Jangan lantas pula, setelah menjadi pemimpin lupa siapa dirinya, atas janji manisnya yang pernah ditebarkan sebelumnya.
Memang, politik tak selamanya sewangi parfum yang menyebarkan keharuman ke seluruh penjuru arah, menyegarkan penciuman.Kadang, menyesakkan dada, dan membuat perih di hati, jika strategi politik yang digulirkan hanya terhenti untuk meraih kekuasaan, tanpa proses lebih lanjut bagaimana kekuasaan yang diperolehnya itu dikembalikan kepada rakyat, dipergunakan untuk kemaslahatan umat, memuliakan rakyat.
Itulah yang disebut politik rakyat. Kekuasaan yang diraihnya berasal dari amanah rakyat, oleh rakyat dan digunakan sebaik – baiknya untuk kepentingan rakyat.
Siapa pun dia, pejabat di level mana pun yang tidak memuliakan rakyat, tak ubahnya mencederai sendi- sendi demokrasi, mengebiri tujuan politik yang begitu mulai bagi kehidupan berbangsa dan bernegara.
Kita hendaknya tidak memalingkan perhatiannya kepada masyarakat, utamanya masyarakat pedesaan yang merupakan mayoritas penduduk Indonesia, tetapi acap terabaikan.
Di tahun politik digerakkan untuk berpartisipasi aktif dalam pemilu, memberikan hak suaranya (mencoblos) baik pilpres maupun pileg. Sering disambangi, diberi bantuan, tetapi selesai pemilu, acap dilupakan.

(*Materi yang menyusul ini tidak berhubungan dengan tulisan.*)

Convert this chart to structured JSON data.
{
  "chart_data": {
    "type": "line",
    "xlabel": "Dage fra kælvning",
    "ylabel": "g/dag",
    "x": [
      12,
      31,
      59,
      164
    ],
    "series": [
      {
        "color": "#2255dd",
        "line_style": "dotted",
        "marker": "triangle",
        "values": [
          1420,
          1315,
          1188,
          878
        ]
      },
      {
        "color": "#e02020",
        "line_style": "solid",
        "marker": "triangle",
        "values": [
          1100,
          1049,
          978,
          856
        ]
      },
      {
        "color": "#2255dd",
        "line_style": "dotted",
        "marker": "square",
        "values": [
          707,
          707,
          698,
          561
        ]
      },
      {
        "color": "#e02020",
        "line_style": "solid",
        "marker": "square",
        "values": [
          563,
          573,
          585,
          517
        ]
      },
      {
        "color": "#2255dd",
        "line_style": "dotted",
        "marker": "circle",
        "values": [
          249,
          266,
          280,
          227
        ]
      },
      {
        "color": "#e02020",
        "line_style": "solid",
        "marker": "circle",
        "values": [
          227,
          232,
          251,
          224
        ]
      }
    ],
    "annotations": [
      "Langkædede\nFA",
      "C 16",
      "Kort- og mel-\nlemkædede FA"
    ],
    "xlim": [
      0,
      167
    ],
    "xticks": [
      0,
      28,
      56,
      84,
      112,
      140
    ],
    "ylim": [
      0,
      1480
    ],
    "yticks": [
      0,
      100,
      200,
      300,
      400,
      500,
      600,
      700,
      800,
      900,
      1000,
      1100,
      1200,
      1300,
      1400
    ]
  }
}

Usai pencoblosan, yang petani penggarap, kembali menggarap ke sawah, yang nelayan kembali mencari ikan, yang peternak kembali mencari rumput, yang buruh kembali menjadi buruh. Yang miskin, boleh jadi tetap miskin.
Sementara kita tahu, sumber pangan manusia semuanya ada di desa. Kearifan lokal ada di sana, jati diri bangsa ada di sana, keungulan bangsa ada di sana, tetapi kemiskinan juga ada di sana.
Karenanya, politik rakyat perlu ditindaklanjuti melalui kebijakan nyata kembali ke desa.Menciptakan produk lokal menjadi keunggulan di dunia guna menyejahteraan rakyatnya.
Bicara pengentasan kemiskinan harus dimulai dari sana, dari sumbernya bukan di ujungnya, daerah perkotaan yang terkena dampak akibat tingginya arus urbanisasi.
Di sisi lain, desa tidak hanya sebagai sumber kehidupan, juga penyangga peradaban bangsa, seperti dikatakan Pak Harmoko dalam kolom “Kopi Pagi” di media ini.
Sikap guyub dan rukun sudah menjadi karakteristik khas bagi masyarakat desa. Suasana kekeluargaan dan persaudaraan telah “mendarah-daging” dalam hati sanubari warga desa.
Begitu juga kesetiakawanan sosial, sikap tolong menolong dan gotong royong tanpa paksaan atau diminta, telah lama tercipta, tanpa perlu dipaksa. (Azisoko).